10. Professor Richard Smith
Richard Smith is Professor of Public Health Economics and deputy pro vice-chancellor for the Faculty of Health and Life Sciences at the University of Exeter. He was previously the University’s deputy vice-chancellor for Strategy Integration and Resources, and prior to this he was dean of the Faculty of Public Health & Policy at the London School of Hygiene and Tropical Medicine.
Richard has experience with a wide range of economic methods, including micro-, macro-, behavioural-, and political-economic techniques, applied to various areas, from health outcome assessment to antibiotic resistance. He has pioneered the macro-economic modelling of communicable and non-communicable diseases and the economic analysis of the impact of trade and trade agreements on health and health care across a range of areas. Most recently he has focussed on the assessment of fiscal measures related to public health, including evaluation of the UK ‘sugar tax’ and several projects related to the economics of food systems.
Richard has been elected as an honorary member of the Faculty of Public Health, member of the Royal Society of Public Health, fellow of the Academy of Social Sciences and as a principal fellow of the Higher Education Academy.
11. Professor Michael Tildesley
Michael Tildesley is a Professor in the Zeeman Institute for Systems Biology and Infectious Disease Epidemiology Research at the University of Warwick. His research focuses upon the development of models of infectious diseases and their utility as predictive tools.
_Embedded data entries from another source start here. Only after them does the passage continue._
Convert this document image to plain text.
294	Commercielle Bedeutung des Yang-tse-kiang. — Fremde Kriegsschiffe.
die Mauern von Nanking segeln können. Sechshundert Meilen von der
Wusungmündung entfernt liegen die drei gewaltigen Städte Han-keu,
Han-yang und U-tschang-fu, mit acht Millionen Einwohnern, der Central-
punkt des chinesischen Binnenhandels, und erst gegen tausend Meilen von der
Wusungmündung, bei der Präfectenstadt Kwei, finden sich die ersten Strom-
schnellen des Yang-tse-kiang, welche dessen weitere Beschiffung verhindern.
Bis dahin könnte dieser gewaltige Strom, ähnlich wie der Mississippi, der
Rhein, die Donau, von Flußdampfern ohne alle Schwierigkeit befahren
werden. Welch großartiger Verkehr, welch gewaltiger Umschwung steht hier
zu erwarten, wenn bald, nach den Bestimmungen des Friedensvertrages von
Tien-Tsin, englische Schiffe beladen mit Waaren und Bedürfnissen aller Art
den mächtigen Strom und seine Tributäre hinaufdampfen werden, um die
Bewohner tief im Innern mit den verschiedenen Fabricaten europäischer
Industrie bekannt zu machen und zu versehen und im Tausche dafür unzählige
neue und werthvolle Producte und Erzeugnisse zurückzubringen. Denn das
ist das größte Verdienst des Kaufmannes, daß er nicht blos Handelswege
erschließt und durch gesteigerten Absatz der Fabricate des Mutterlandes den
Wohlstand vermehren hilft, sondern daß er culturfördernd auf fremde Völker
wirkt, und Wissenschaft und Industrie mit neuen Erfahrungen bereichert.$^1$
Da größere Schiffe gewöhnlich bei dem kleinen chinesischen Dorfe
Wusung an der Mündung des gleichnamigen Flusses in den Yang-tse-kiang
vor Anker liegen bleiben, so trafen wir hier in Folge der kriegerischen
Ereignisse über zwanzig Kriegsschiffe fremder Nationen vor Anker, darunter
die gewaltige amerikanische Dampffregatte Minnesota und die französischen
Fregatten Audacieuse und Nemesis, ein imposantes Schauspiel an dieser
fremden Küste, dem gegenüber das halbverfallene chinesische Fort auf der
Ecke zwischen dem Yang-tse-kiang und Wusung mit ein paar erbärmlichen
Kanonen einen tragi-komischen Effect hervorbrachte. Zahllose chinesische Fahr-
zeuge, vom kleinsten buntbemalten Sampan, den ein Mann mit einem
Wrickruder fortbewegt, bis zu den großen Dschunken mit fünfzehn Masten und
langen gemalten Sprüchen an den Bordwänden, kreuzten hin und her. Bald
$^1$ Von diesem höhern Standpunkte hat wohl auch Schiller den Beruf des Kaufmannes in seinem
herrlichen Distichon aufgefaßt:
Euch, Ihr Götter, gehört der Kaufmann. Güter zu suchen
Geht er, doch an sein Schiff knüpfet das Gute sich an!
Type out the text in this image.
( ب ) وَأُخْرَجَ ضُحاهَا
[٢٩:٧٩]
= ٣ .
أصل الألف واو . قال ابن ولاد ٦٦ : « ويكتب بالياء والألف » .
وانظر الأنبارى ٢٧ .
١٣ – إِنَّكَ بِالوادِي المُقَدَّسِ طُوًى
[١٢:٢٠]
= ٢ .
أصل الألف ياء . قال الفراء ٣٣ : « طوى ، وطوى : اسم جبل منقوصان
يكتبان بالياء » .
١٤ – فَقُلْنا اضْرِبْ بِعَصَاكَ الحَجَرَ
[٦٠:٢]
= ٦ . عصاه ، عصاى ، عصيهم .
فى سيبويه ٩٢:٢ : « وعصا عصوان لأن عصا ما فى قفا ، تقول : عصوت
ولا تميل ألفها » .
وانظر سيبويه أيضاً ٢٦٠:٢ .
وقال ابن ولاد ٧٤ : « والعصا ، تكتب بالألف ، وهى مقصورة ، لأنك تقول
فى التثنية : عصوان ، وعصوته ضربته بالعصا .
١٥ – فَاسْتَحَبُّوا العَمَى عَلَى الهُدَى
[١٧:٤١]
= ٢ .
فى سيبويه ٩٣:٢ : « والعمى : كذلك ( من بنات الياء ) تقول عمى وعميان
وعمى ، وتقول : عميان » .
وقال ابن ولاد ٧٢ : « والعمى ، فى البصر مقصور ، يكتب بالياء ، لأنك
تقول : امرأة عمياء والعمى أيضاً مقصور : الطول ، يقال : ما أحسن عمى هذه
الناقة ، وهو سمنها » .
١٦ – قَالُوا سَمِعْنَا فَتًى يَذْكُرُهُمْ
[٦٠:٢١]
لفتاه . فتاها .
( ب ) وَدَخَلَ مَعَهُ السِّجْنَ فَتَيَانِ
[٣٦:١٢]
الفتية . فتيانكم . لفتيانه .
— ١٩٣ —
He has a particular interest in the predictive power of models in the early stages of disease outbreaks, when there is significant uncertainty regarding the spread of disease.
Professor Tildesley has strong links with policy makers, working closely with the Department for the Environment, Food and Rural Affairs, the US Department of Agriculture (USDA), the World Organisation for Animal Health (OIE) and the Food and Agriculture Organisation (FAO) upon strategies for disease control.
12. Professor Jonathan Wastling
Professor Wastling is deputy vice-chancellor at Brunel University, London. He is a Professor of Infection Biology specialising in human and animal infectious diseases with a long-standing interest in food security.
He has over 30 years of experience working on the biology of human and animal pathogens where his research has focussed on host-pathogen interactions, vaccine and drug development. Professor Wastling has previously served on advisory bodies in the area of animal health, welfare and food security and is an editor of Parasitology journal. He has a keen interest in the role of higher education in international development, previously serving for six years as a Government appointed commissioner at the UK Commonwealth Scholarship Commission and as chair of Awards Policy.